The FIA began a clampdown last month on engine electronics to ensure teams did not gain an aerodynamic advantage by using systems that allowed exhaust gases to flow constantly through the rear of the car even when a driver was off the throttle.
In Valencia two weeks ago, teams were told they could no longer change engine maps between qualifying and the race -- which would have allowed them to go for extreme settings for the Saturday session before tuning down the engine for race reliability.
At Silverstone, several directives have been issued with controversial results.
One on Friday making allowances on grounds of reliability were seen by Mercedes-powered McLaren to excessively favour Red Bull and their Renault units.
That directive was then rowed back on Saturday, to the visible fury of Horner who spent an hour in discussions with race director Charlie Whiting.

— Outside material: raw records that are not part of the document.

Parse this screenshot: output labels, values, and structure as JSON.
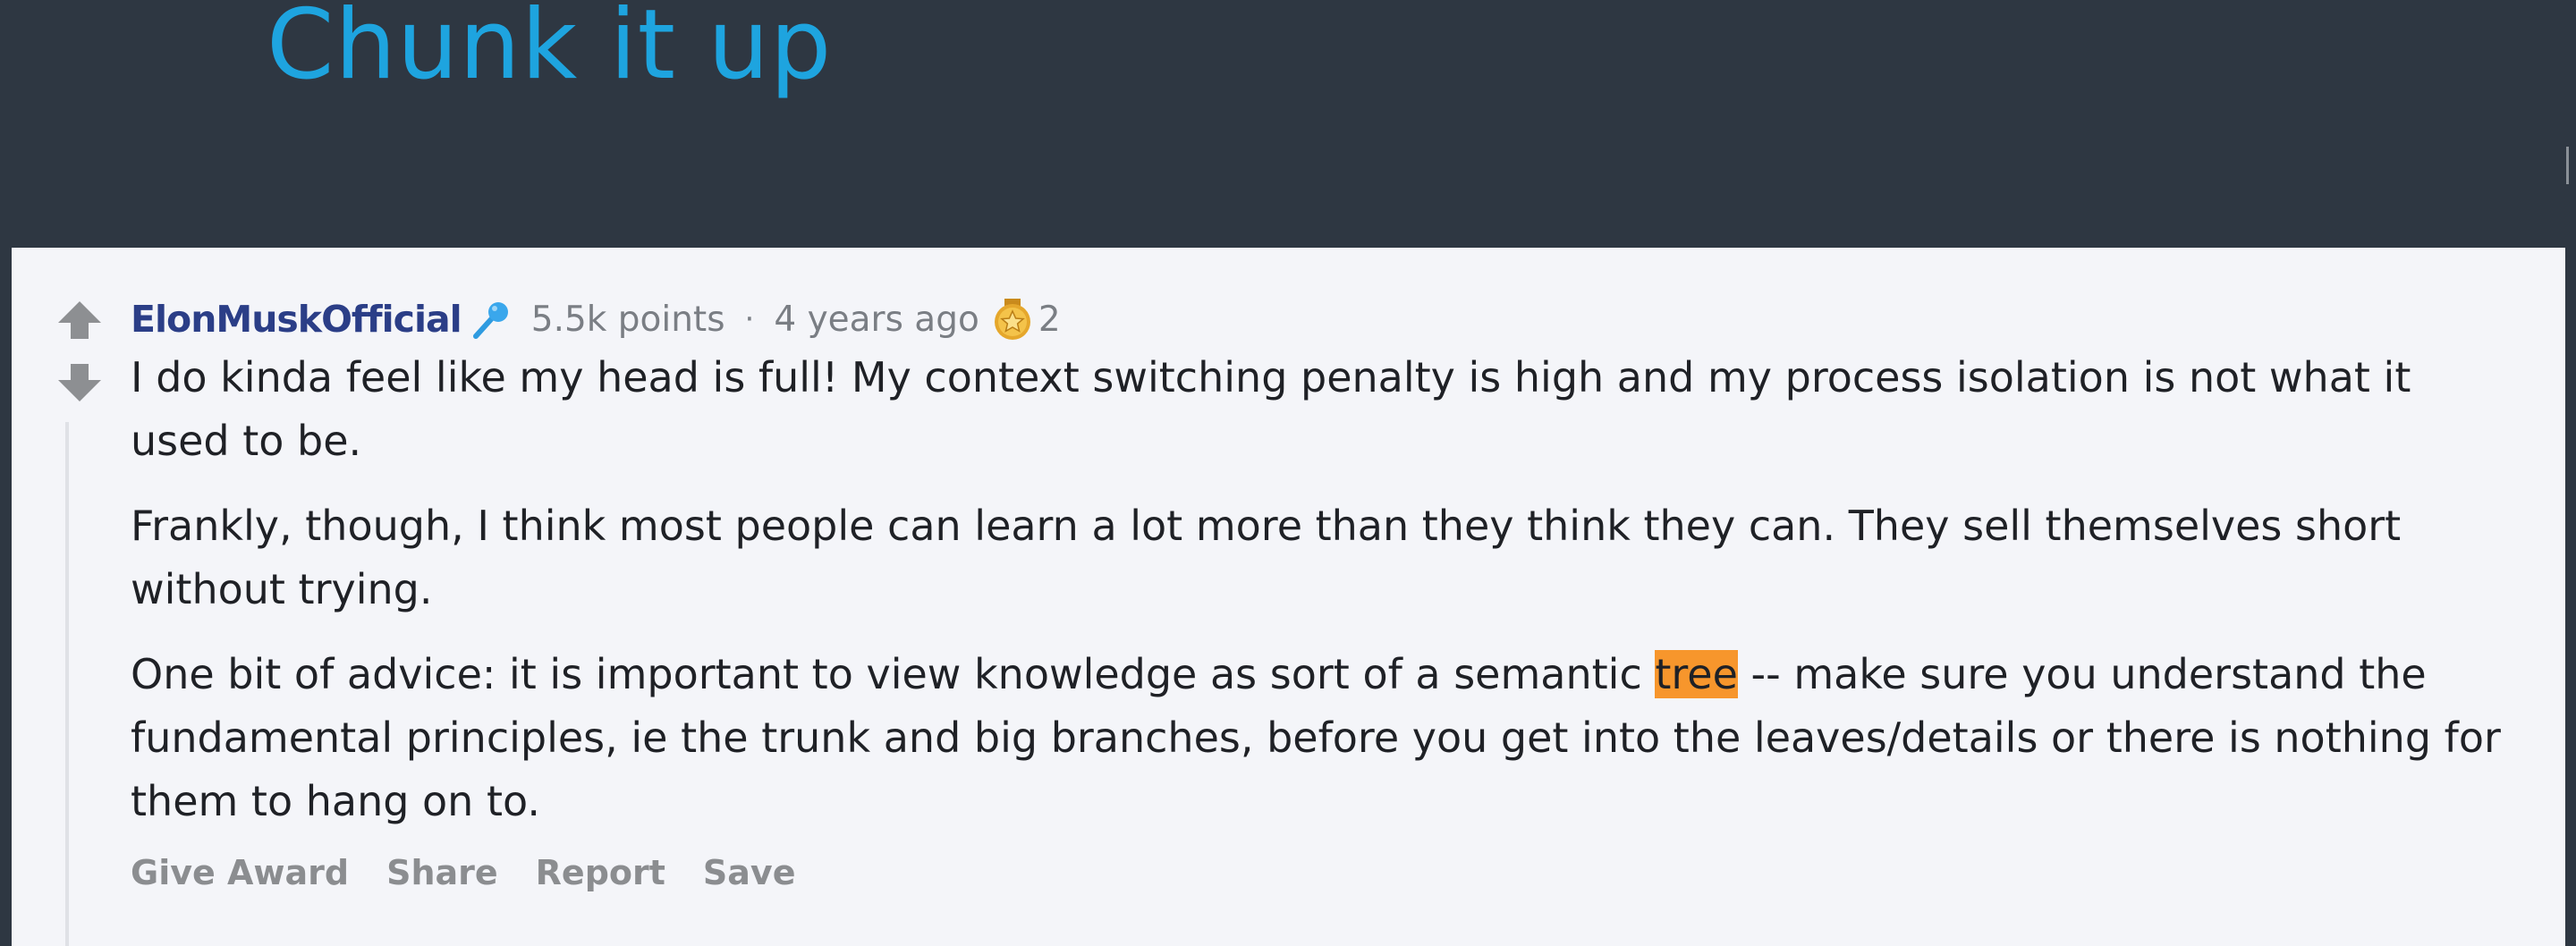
{
  "slide": {
    "title": "Chunk it up"
  },
  "comment": {
    "author": "ElonMuskOfficial",
    "points": "5.5k points",
    "separator": "·",
    "age": "4 years ago",
    "award_count": "2",
    "paragraphs": {
      "p1": "I do kinda feel like my head is full! My context switching penalty is high and my process isolation is not what it used to be.",
      "p2": "Frankly, though, I think most people can learn a lot more than they think they can. They sell themselves short without trying.",
      "p3_before": "One bit of advice: it is important to view knowledge as sort of a semantic ",
      "p3_highlight": "tree",
      "p3_after": " -- make sure you understand the fundamental principles, ie the trunk and big branches, before you get into the leaves/details or there is nothing for them to hang on to."
    },
    "actions": {
      "give_award": "Give Award",
      "share": "Share",
      "report": "Report",
      "save": "Save"
    }
  },
  "icons": {
    "upvote": "arrow-up-icon",
    "downvote": "arrow-down-icon",
    "flair": "microphone-icon",
    "award": "award-medal-icon"
  },
  "colors": {
    "background": "#2e3742",
    "title": "#1ea4df",
    "card": "#f4f5f9",
    "author": "#2b3e87",
    "highlight": "#f7962c",
    "muted": "#7a7e84"
  }
}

McLaren principal Martin Whitmarsh, whose Mercedes-powered team appeared to have been badly hit by the changes in qualifying with Lewis Hamilton only 10th and Jenson Button fifth, had hoped for a compromise agreement as outlined by the FIA.
“Whether people like exhaust blowing or not, it’s probably the most equitable situation,” he said.
“Nobody was complaining about it 18 months ago, or 12 months ago or six months ago.
“I think it would be the fairest way. Inevitably in Formula One self-interest sometimes prevails but I think unless we go back to that then this season is going to be fraught with paranoia, feeling of being done to, of being disadvantaged.”
Red Bull have started all nine races this season on pole position and had won six of them before Sunday. McLaren had won the other two.
“It (the clampdown) may be worse for other teams but all I can say is that it certainly hit this team, it has hit the performance of our car. I think that is evident from the stopwatch,” said Whitmarsh.
“It isn’t good to change the rules midway through the year. If you do that, the team that has worked the hardest perhaps to refine that particular rule may well be disadvantaged.”